In its 2007 letter, the FSA warns the firms some of their IFAs have not been properly trained to advise on Keydata products and are therefore giving inadequate advice. It also says they are describing the products poorly in customer suitability letters.
The letter warns the companies risk enforcement proceedings unless they correct staff training and advice failings. But it does not mandate IFAs selling Keydata products to inform past or present investors of the FSA's concerns.
Speaking to IFAonline this week, an FSA spokesperson says: "The review found failures to train staff about Keydata products, failures to [ensure] advisers were giving adequate advice, evidence of poor advice, and evidence products were described poorly in suitability letters."

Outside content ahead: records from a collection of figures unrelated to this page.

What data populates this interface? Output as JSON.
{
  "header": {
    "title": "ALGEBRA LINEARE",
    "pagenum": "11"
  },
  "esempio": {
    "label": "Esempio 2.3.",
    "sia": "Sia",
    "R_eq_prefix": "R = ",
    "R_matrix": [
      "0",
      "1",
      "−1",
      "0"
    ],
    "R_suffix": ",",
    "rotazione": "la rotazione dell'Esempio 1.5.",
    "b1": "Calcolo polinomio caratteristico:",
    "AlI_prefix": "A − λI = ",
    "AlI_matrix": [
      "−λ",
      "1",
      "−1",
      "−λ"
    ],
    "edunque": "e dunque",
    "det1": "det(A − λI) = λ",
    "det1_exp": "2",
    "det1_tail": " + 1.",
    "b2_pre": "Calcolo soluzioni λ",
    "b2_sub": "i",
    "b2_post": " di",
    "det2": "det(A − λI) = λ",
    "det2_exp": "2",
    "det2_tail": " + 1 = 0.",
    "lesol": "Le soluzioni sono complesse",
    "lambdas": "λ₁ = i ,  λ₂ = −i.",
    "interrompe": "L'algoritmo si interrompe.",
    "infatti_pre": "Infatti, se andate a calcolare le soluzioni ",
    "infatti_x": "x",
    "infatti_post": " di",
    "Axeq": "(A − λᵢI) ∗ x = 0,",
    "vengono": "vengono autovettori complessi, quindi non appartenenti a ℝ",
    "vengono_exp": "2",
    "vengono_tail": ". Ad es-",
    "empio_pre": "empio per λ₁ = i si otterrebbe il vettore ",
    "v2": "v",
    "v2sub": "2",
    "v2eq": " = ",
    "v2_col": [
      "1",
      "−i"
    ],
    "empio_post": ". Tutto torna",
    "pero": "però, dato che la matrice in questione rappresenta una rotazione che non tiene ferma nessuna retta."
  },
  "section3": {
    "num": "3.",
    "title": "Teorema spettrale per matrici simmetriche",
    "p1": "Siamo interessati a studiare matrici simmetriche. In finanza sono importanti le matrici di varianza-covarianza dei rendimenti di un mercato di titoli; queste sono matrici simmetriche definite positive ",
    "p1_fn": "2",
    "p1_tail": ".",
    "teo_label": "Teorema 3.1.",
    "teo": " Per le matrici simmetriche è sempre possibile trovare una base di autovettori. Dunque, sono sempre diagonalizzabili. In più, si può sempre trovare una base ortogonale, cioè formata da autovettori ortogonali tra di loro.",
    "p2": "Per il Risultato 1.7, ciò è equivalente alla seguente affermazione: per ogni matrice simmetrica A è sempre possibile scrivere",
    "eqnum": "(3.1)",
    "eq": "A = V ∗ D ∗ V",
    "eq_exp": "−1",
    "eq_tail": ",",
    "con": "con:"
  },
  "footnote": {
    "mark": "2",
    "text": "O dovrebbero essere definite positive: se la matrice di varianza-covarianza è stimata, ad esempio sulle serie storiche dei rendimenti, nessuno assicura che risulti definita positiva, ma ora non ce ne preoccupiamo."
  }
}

Keydata was sent to formal enforcement by the FSA in December 2007, but another two years passed before the regulator applied to have the company put into administration for insolvency as a result of a tax liability on 8 June 2009.
The revelations have raised further questions about the FSA's role in the debacle.
Retiree Rosemary Rodford, who with her husband invested £112,000 in four Keydata SIBs and SIPs after advice from a Park Row IFA, says she would have requested her investments were withdrawn if she had known about the FSA review.
"We would have paid the £150 administration charge and moved our money somewhere safer. The FSA has a huge amount to answer for, as much as Stewart Ford if not more."
The Rodfords are also fighting a mis-selling claim against Park Row as they say the IFA firm failed to properly explain the products. "We feel we were mis-sold as we didn't understand the risks in the products."
As revealed by Professional Adviser last month, Keydata directors knew as early as 2005 their promotional literature was "misleading" and "inaccurate".
This week, the FSCS ended months of uncertainty by confirming it can compensate investors with Keydata products backed by Lifemark. But investors will not know the amount they will receive until the end of October.
The compensation scheme found Keydata's marketing materials used to promote the products failed to comply with FSA rules.